Box office: (212) 239-6200


Judging from the quaint plot setup of Marc Camoletti’s early 1960s farce Boeing Boeing, this new production directed by Matthew Warchus (a partially recast London hit) has no business being as good as it is. A guy living in Paris juggles three “fiancés,” all airline hostesses, by keeping close tabs on their flight schedules to make sure they never overlap . . . until one day a series of mishaps upsets the arrangement. Sheeesh. Sounds like an old Jerry Lewis snore showing at 3 a.m. on basic cable (Lewis starred with Tony Curtis in the 1965 movie adaptation). As it happens, the piece is bright, sharp and ferocious in Warchus’s version. This is partly because the play works better onstage than onscreen—the live presence of the actors really pumps up the risk and hilarity of the physical gags.

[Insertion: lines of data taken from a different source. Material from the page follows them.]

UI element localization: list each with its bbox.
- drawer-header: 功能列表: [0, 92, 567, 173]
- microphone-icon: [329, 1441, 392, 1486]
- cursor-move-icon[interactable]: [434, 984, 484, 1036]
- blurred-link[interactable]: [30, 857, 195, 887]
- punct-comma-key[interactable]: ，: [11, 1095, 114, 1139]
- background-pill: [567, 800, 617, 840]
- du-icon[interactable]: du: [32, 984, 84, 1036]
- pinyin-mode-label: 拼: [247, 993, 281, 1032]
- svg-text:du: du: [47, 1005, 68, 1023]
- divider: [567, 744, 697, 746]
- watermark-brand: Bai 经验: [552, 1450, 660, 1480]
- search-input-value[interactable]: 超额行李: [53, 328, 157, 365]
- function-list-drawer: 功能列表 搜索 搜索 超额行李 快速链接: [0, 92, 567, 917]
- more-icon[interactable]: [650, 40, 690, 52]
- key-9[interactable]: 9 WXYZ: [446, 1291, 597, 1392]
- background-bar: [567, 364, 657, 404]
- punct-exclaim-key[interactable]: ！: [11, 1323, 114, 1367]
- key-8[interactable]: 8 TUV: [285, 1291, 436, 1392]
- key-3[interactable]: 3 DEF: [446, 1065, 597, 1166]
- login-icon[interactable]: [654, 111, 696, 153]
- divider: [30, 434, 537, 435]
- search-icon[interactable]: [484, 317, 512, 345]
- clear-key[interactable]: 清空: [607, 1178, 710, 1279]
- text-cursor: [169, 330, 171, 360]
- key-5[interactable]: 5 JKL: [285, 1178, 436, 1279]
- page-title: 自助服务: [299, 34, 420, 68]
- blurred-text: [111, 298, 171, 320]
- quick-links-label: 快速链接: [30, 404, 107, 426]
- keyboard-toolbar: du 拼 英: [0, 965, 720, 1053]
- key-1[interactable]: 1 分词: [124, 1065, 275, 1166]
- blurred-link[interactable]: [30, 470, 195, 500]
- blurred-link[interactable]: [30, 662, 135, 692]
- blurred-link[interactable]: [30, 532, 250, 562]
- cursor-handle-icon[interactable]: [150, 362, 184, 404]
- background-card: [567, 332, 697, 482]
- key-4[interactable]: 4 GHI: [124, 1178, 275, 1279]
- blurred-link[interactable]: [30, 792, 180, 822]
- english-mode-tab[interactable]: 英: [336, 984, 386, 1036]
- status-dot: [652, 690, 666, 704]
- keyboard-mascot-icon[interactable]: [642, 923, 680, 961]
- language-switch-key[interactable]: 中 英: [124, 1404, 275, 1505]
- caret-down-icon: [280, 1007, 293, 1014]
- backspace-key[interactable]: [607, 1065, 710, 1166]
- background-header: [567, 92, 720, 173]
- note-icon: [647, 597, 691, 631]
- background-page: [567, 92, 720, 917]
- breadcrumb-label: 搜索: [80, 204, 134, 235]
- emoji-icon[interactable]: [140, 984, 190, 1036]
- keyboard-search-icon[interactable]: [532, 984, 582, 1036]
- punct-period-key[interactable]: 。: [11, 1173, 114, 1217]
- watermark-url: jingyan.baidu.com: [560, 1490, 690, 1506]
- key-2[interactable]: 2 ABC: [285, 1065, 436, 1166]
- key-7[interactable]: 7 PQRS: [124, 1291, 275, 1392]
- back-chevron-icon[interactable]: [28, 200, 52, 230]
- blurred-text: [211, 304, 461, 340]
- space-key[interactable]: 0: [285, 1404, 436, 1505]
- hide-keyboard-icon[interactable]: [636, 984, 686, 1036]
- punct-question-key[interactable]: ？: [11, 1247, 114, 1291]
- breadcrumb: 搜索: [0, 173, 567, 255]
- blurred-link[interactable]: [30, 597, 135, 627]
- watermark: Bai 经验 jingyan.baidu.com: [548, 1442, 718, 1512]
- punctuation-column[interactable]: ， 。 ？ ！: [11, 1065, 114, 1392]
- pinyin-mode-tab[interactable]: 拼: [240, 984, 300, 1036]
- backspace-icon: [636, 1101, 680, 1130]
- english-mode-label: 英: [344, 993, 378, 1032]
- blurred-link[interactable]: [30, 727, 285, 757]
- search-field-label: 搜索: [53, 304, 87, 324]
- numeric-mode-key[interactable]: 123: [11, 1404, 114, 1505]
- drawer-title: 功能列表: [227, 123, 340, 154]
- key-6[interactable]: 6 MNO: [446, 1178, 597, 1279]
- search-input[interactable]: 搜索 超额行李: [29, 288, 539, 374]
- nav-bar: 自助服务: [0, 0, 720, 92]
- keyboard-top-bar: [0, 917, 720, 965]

It's also partly because the director and cast have grasped the basic secret of making farce work: play the aggression, not the clowning or the bubbliness. The clowning and bubbliness will take care of themselves as long as the writer has made the jokes funny (which he has), whereas the pleasure of the chaos—the full measure of the madness and baseness of the farcical world—comes through only if the actors make clear that their characters would gnaw through steel to get what they want. That can be a tough call for beautiful actresses worried about their hair, but here the trio of Kathryn Hahn, Gina Gershon and Mary McCormack have thrown themselves into the game with feral gusto. The results are hilarious. There is also a cunning, slow-cooking performance by Mark Rylance as the buddy of the lead, played by Bradley Whitford, that mustn’t be missed. Boeing Boeing exudes a sweet effervescence that makes the most of its period charm: a moment when the sexual revolution was still fresh, and war, AIDS and internet porn hadn’t yet ruined the party. If you giggled even once or twice at Austin Powers, this play is likely to tickle you.